Solo tenía unos días de publicado el comunicado firmado por 48 economistas. Hay que decir también que otros no lo firmaron, no por no estar de acuerdo, sino por otros motivos. Estoy seguro de que ninguno de los que firmamos el documento lo hicimos porque pensamos que el gobierno lo iba a tomar en cuenta. La idea era plantear los problemas para que la opinión pública nacional entienda cuales son las dificultades que atravesamos y sus causa
La reacción del Presidente Maduro no resulta extraña. El difunto habría reaccionado de igual forma. En este caso vemos el éxito que ha logrado el Presidente en su proceso de imitación paterna. En Consejo de Ministros no escatimó en insultos. Según él, aquellos que firmaron el documento son un grupo de fracasados. Desde la cima del poder es fácil ver al resto como fracasados, el problema es que muchas veces esa posición evita que quien realmente está fracasando lo vea. De todas formas es bien claro quienes persiguen ideales contrastadamente fracasados.
Uno de los detalles que tiene el documento es que está firmado por una diversa gama de economistas a quien el Presidente, por ignorancia, ha pretendido meter en el mismo saco llamándoles neoliberales. Para aquellos que nos consideramos liberales, no hay mayor agravante que el término “neo”, pero esa es otra discusión. Muchos de los que firmaron el documento están muy lejos de defender reformas de corte liberal. Lo que une a este grupo de personas no es otra cosa que lo que se echa en falta en el Gobierno, sentido común.
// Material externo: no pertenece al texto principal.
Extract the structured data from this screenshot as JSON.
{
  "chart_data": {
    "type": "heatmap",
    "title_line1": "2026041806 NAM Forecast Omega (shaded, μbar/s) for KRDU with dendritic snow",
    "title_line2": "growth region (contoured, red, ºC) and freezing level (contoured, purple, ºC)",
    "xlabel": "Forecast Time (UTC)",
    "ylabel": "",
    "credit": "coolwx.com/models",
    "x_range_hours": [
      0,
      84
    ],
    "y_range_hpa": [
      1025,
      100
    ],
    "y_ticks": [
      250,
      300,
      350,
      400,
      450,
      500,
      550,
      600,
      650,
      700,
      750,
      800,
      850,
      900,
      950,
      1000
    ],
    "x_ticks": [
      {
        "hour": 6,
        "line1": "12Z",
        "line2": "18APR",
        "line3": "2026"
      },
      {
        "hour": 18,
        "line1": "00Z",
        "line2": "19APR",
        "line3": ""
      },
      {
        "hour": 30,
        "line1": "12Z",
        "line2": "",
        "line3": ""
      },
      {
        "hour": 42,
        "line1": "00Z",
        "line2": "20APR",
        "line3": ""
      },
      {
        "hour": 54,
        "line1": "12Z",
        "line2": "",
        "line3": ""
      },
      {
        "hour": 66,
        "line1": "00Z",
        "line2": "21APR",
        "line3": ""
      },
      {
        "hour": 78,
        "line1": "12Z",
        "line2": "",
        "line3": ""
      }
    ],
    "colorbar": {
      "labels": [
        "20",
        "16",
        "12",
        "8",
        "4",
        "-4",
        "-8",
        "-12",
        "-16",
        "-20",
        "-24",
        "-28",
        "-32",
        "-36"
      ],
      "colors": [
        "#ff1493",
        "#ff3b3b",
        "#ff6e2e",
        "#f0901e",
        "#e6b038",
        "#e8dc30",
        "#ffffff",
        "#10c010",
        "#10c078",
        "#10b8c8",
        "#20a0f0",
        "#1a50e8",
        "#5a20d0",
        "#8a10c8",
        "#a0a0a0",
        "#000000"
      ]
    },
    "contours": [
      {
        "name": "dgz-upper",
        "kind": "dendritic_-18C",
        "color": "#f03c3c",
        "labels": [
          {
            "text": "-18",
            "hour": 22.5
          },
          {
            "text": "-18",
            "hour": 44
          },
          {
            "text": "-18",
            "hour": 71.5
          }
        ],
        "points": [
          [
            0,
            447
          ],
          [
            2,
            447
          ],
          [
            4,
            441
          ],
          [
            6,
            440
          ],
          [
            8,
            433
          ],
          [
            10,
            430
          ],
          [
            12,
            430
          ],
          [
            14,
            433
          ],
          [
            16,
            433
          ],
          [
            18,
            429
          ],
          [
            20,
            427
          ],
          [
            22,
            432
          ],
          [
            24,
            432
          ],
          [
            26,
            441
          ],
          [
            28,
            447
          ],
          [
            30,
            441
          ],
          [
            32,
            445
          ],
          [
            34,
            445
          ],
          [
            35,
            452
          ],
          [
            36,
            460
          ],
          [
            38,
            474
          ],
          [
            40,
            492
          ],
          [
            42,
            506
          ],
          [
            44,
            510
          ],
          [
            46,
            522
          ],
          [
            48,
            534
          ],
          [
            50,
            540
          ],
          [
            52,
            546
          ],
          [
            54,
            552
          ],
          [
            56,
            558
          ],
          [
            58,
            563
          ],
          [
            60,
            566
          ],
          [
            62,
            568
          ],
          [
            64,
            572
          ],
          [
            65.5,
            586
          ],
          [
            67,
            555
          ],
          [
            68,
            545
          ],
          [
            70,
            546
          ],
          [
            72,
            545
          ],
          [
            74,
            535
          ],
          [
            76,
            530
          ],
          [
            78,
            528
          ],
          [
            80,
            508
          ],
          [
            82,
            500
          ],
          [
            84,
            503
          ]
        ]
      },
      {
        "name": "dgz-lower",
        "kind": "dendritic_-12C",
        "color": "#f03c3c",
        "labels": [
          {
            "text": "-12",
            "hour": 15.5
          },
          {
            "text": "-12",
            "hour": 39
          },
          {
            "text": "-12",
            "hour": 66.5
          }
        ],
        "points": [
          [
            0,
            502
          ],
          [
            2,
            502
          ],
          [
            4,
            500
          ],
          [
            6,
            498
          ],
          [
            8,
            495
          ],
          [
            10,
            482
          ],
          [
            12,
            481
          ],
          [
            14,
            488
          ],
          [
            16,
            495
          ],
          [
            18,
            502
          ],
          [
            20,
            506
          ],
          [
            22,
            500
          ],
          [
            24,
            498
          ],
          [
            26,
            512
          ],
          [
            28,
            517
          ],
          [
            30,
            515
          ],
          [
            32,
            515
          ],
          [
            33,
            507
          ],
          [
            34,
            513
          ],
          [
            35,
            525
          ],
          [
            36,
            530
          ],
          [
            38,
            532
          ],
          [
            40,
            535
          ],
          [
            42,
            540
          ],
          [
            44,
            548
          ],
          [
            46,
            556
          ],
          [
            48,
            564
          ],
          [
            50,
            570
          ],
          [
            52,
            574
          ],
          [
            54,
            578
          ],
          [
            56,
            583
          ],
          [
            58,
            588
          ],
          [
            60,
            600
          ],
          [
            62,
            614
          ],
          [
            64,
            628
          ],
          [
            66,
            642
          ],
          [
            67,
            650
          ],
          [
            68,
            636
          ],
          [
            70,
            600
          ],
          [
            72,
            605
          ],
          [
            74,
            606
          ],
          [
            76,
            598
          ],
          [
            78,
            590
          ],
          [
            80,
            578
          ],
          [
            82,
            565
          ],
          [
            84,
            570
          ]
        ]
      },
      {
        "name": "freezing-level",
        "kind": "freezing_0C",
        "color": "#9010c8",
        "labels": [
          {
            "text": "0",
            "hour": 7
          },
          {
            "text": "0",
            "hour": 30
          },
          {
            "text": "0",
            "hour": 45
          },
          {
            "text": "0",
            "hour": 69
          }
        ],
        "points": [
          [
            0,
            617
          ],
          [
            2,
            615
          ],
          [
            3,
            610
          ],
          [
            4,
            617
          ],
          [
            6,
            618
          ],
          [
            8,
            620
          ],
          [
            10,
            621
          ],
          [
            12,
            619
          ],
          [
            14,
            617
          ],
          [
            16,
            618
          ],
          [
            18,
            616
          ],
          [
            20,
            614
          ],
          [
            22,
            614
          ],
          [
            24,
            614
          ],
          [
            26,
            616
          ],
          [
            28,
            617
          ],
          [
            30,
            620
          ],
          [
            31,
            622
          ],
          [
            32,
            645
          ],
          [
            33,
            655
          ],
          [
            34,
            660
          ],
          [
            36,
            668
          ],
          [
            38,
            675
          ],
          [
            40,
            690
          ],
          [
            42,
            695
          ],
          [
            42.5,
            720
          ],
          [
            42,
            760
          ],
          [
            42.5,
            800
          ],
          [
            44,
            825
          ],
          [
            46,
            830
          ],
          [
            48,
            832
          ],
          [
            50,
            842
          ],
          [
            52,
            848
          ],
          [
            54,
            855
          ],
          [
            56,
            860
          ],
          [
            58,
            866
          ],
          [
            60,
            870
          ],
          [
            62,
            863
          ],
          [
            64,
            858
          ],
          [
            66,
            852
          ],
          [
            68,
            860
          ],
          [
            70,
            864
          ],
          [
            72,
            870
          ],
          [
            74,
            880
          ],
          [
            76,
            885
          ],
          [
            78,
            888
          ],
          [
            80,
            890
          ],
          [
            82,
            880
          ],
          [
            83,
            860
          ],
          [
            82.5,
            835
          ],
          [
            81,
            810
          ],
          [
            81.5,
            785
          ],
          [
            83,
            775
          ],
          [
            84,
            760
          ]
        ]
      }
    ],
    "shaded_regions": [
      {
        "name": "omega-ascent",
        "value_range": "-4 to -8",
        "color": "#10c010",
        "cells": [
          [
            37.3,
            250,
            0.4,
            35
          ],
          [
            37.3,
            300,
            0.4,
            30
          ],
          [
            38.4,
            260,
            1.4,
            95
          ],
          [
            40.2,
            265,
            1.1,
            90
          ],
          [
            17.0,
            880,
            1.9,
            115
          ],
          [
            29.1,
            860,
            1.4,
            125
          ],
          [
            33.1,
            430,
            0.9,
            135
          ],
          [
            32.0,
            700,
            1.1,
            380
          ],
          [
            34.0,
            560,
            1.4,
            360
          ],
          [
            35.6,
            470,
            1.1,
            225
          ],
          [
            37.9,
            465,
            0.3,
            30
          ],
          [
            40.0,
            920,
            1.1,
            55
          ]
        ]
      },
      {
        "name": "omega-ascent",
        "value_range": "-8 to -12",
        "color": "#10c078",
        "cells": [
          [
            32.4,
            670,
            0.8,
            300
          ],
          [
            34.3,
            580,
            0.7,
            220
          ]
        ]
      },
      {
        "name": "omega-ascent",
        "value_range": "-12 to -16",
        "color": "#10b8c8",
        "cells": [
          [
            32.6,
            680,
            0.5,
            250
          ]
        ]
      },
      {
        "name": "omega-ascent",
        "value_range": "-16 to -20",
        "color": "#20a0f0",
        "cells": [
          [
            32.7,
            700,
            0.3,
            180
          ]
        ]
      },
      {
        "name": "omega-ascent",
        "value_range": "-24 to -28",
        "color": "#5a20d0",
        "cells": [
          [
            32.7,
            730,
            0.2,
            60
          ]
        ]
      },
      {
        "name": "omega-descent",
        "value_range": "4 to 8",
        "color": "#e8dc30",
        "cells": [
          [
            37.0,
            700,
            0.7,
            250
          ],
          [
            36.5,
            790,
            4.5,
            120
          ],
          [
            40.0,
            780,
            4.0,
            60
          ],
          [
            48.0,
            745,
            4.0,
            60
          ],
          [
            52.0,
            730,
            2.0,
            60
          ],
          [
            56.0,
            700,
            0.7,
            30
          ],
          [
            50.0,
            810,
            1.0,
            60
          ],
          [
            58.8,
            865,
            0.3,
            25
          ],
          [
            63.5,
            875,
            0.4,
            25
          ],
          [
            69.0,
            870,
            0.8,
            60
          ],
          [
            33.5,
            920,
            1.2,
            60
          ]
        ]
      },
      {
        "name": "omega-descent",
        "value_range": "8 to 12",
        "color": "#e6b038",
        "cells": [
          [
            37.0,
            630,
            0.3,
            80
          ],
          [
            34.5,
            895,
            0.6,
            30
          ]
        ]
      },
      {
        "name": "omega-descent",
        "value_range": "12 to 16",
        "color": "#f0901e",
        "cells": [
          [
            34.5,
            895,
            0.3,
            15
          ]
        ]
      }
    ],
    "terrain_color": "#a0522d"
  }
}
La situación del país es enormemente delicada y con serias posibilidades de empeorar. La preocupación legítima de un grupo de venezolanos, si bien puede ser ignorada por el gobierno, no debe hacerlo de la forma en que lo hizo. Lo primero y menos importante, los argumentos, lo segundo y lo más grave, los calificativos. El Presidente calificó a quienes firmaron el documento como “enemigos de la patria”. No he terminado nunca de entender como se come aquello pero si sabemos claramente el tipo de actitudes que esto incita. La historia está llena de tristes ejemplos donde este tipo de lenguaje ha sido empleado, no para discutir ideas, sino para denigrar a quienes las enarbolan.
Cómo si el hecho de llamar enemigos de la patria no fuse suficiente, el Presidente dio la orden a su tren de gobierno de que emplee recursos públicos para ponerle “rostro” a estos supuestos traidores; de manera que el “pueblo” sepa quienes son sus enemigos. Este es quizás el punto más grave de lo dicho. Para el actual gobierno quien ejerce su derecho a criticar es un traidor y además el gobierno está facultado, no sabemos bajo que ley, para emplear los recursos del Estado para insultar estas personas y colocarlas en una situación que incluso vulnera su seguridad. El llamado a ponerle rostro a los supuestos enemigos de la patria es una muestra más del tipo de gobierno que tenemos: torpe e irresponsable. En lugar de evaluar la preocupación legítima de un grupo de venezolanos la descalifica a priori y los utiliza como distracción; no nos extrañemos si más adelante también los culpa por su fracaso.